Customs Union adopts harmonised meat policy
As a result, the ban on imports of animal products from EU countries imposed by Russia and Belarus, following the European Schmallenberg Virus outbreak early this year, will also apply to Kazakhstan, starting in May.
“With regard to the implementation of restrictions, we agreed that the introduction of a temporary ban on the importation of veterinary goods from third countries into the territory of the Customs Union will be automatically extended to the whole territory of the Customs Union,” said the Russian Federal Service for Veterinary and Phytosanitary Surveillance, Rosselkhoznadzor.
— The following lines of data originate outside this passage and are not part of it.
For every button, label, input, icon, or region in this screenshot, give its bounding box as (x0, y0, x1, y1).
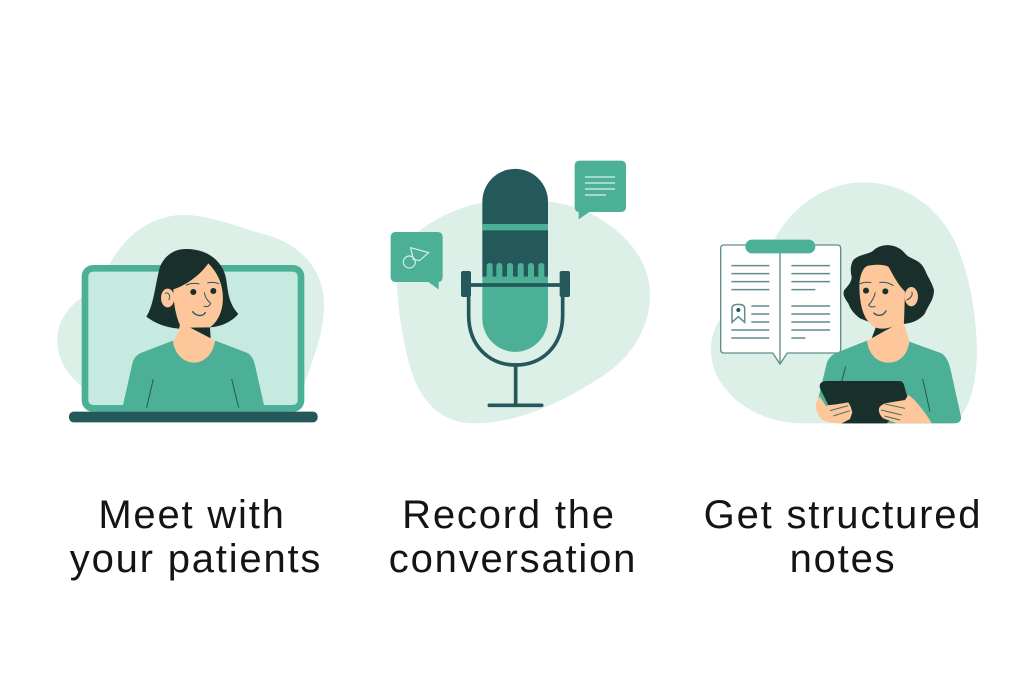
face (859, 265, 905, 329)
nose and mouth (869, 292, 875, 307)
text lines (731, 266, 830, 338)
hair (146, 249, 238, 338)
neck (173, 323, 215, 363)
stand (489, 365, 542, 405)
right hand and fingers (879, 395, 932, 423)
tablet (820, 381, 909, 423)
mic lower body (482, 278, 548, 352)
caption: meet with your patients: Meet with (98, 493, 286, 537)
person (816, 245, 961, 423)
left fingers (828, 402, 852, 423)
ear (905, 287, 918, 306)
nose and mouth (204, 292, 211, 307)
panel: meet with patients illustration (57, 215, 324, 422)
hair (844, 245, 934, 338)
caption: record the conversation (389, 493, 637, 581)
speech bubble: icon (391, 232, 443, 289)
caption: get structured notes: Get structured (704, 493, 982, 537)
laptop screen (85, 268, 301, 408)
caption: get structured notes: notes (790, 537, 896, 581)
mic holder (466, 279, 565, 290)
mic upper body (482, 169, 548, 278)
caption: get structured notes (704, 493, 982, 581)
left hand (816, 397, 852, 423)
clip (745, 240, 815, 253)
background blob (397, 200, 650, 423)
caption: record the conversation: Record the (402, 493, 616, 537)
bookmark icon (732, 304, 745, 322)
eyes and brows (863, 288, 869, 294)
mic grille (482, 263, 548, 278)
ear (161, 289, 174, 307)
shirt (123, 341, 264, 407)
face (173, 263, 223, 328)
background blob (711, 182, 977, 423)
document (721, 240, 841, 364)
panel: structured notes illustration (711, 182, 977, 423)
shirt (818, 341, 961, 423)
person (123, 249, 264, 408)
caption: record the conversation: conversation (389, 537, 637, 581)
panel: record conversation illustration (391, 161, 650, 423)
background blob (57, 215, 324, 410)
eyes and brows (190, 289, 196, 295)
microphone (461, 169, 570, 405)
caption: meet with your patients (70, 493, 322, 581)
caption: meet with your patients: your patients (70, 537, 322, 581)
speech bubble: notes (575, 161, 626, 219)
neck (867, 318, 909, 363)
mic band (482, 224, 548, 230)
laptop base (69, 412, 318, 422)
“The party [country] imposing restrictions will give information promptly on their website as to the reasons for the restricted access and will notifying the other two parties in writing. If restrictions are removed, the party should inform the other countries in the same way.”
Experts reckon that the new rules on import restrictions will substantially strengthen Russia’s position in the Customs Union, which in return will raise its potential on the global meat market.
“It is no secret that Russia is the actual head of the Customs Union. If, as predicted, Ukraine also joins the organisation in the next couple of years, then Customs Union countries will account for more than 2.5 million tonnes (mt) of annual meat imports,” say experts at Russian analytical agency Agrorucom.
“With overproduction of meat in Russia projected to reach 500,000 tonnes (t) per year by 2020, it could be argued that Russia is seeking to create such rules in order to ensure the presence of its products in Customs Union markets. From now on, any ban on meat imports from Australia, the US or Latin America to the Customs Union could lead to a sharp increase in exports of Russian meat to Belarus and Kazakhstan, in order to shore up the resulting deficit.”
Under the new rules, the countries also agreed to design a single control system for all meat shipments entering the territory of the Union. Russia has offered to move from paper to electronic veterinary certificates. Digital certificates are already used in New Zealand, the EU, the US and Brazil.